1 to 6 show an embodiment of the present invention,
Figure 1 is a schematic FA view showing the overall configuration, Figure 2 is a side view showing the configuration of the pellet conveying section and the cylindrical surface imager, and Figure 3
Fig. 4 is a block diagram showing the signal processing and control configuration of the pellet cylindrical surface development image system, Fig. 4 is an explanatory diagram illustrating an example of generating a pellet cylindrical surface development image, and Fig. 5 is a block diagram showing the structure of the pellet cylindrical surface development image system.
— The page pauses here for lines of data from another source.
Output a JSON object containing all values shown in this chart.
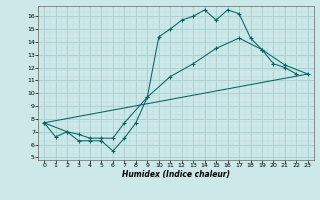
{
  "title": "",
  "xlabel": "Humidex (Indice chaleur)",
  "xlim": [
    -0.5,
    23.5
  ],
  "ylim": [
    4.8,
    16.8
  ],
  "bg_color": "#cce8e8",
  "grid_color_major": "#aacccc",
  "grid_color_minor": "#bbdddd",
  "line_color": "#006666",
  "line1_x": [
    0,
    1,
    2,
    3,
    4,
    5,
    6,
    7,
    8,
    9,
    10,
    11,
    12,
    13,
    14,
    15,
    16,
    17,
    18,
    19,
    20,
    21,
    22
  ],
  "line1_y": [
    7.7,
    6.6,
    7.0,
    6.3,
    6.3,
    6.3,
    5.5,
    6.5,
    7.7,
    9.7,
    14.4,
    15.0,
    15.7,
    16.0,
    16.5,
    15.7,
    16.5,
    16.2,
    14.3,
    13.4,
    12.3,
    12.0,
    11.5
  ],
  "line2_x": [
    0,
    2,
    3,
    4,
    5,
    6,
    7,
    9,
    11,
    13,
    15,
    17,
    19,
    21,
    23
  ],
  "line2_y": [
    7.7,
    7.0,
    6.8,
    6.5,
    6.5,
    6.5,
    7.7,
    9.7,
    11.3,
    12.3,
    13.5,
    14.3,
    13.4,
    12.2,
    11.5
  ],
  "line3_x": [
    0,
    23
  ],
  "line3_y": [
    7.7,
    11.5
  ],
  "xticks": [
    0,
    1,
    2,
    3,
    4,
    5,
    6,
    7,
    8,
    9,
    10,
    11,
    12,
    13,
    14,
    15,
    16,
    17,
    18,
    19,
    20,
    21,
    22,
    23
  ],
  "yticks": [
    5,
    6,
    7,
    8,
    9,
    10,
    11,
    12,
    13,
    14,
    15,
    16
  ]
}
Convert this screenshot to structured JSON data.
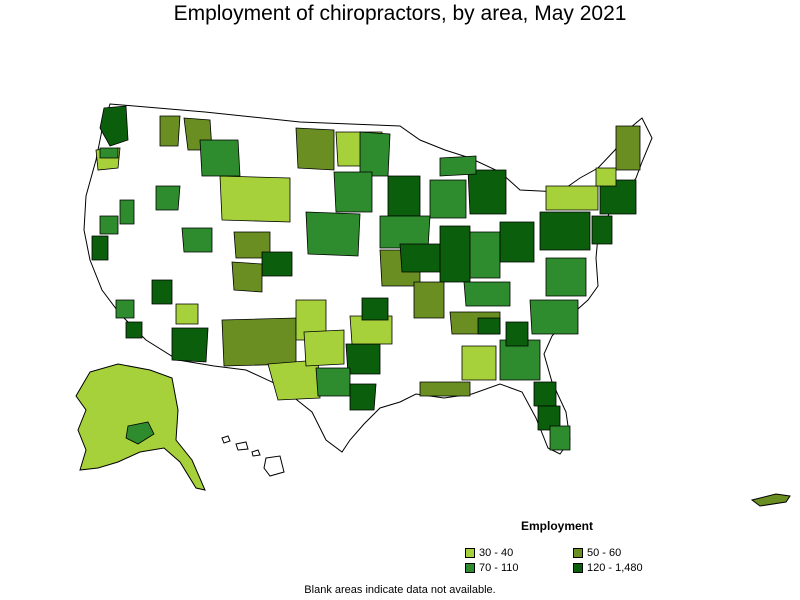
{
  "title": "Employment of chiropractors, by area, May 2021",
  "legend": {
    "title": "Employment",
    "items": [
      {
        "label": "30 - 40",
        "color": "#a6d13b"
      },
      {
        "label": "50 - 60",
        "color": "#6b8e23"
      },
      {
        "label": "70 - 110",
        "color": "#2e8b2e"
      },
      {
        "label": "120 - 1,480",
        "color": "#0b5e0b"
      }
    ]
  },
  "footnote": "Blank areas indicate data not available.",
  "colors": {
    "no_data": "#ffffff",
    "border": "#000000"
  }
}
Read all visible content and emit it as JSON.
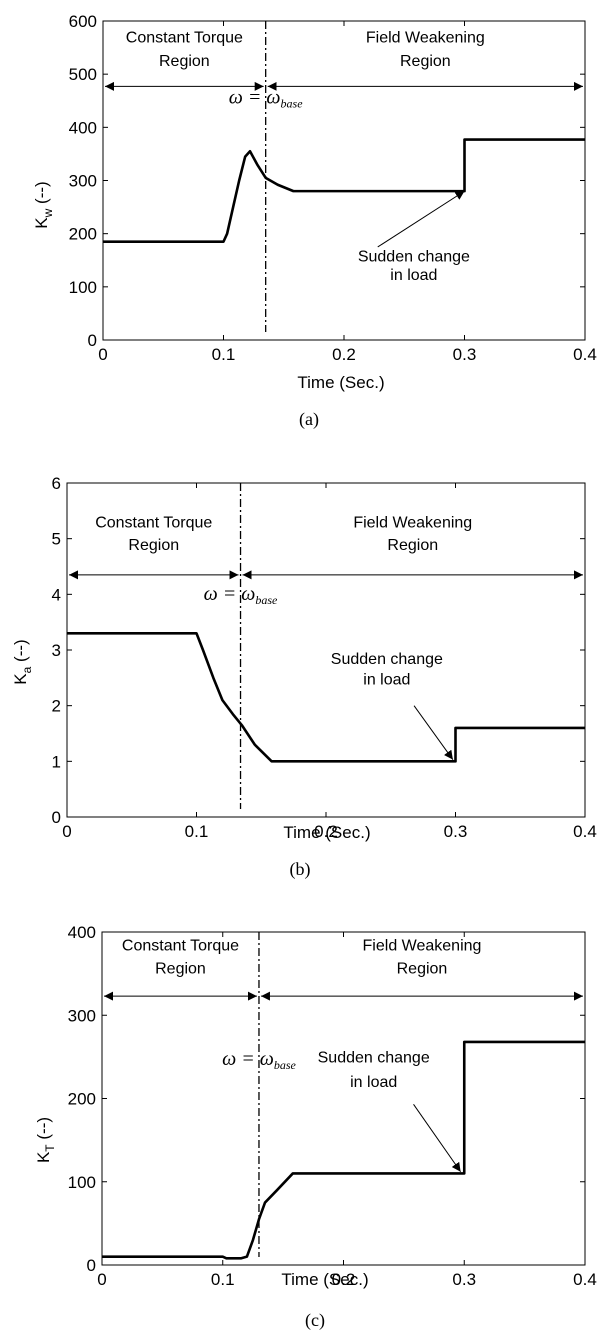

FIG. 6 is a block diagram showing the structure of signal processing and control, and is an explanatory diagram illustrating an example of generation of Bent 1 to full developed images. 1... Conveyance section, 10... Area sensor-111... Cylindrical surface conveyance image division (bν image section), 17
... Cylindrical surface image control circuit, 19 ... Image memory, 23 ... Cylindrical surface image, P, P
+~P5...Bellet (tested object), PS+
, PS2, PS3...Horizontal scanning image sensor stack. Figure 1 Figure 2 Figure 3 Figure 4 Figure 5

Claims (1)

[Claims] a conveyance section that continuously conveys a plurality of cylindrical inspection bodies in a direction perpendicular to their central axis while rotating them in the same direction; an imaging unit equipped with an area sensor for imaging;
One-dimensional pixel signals corresponding to the center of each object to be inspected are selectively read out from the area sensor of this imaging unit, and written in a stack to the image memory of each object to be inspected, resulting in continuous developed images of the cylindrical surface of each object to be inspected. 1. A cylindrical body external appearance inspection device characterized by comprising an image control circuit for collecting images.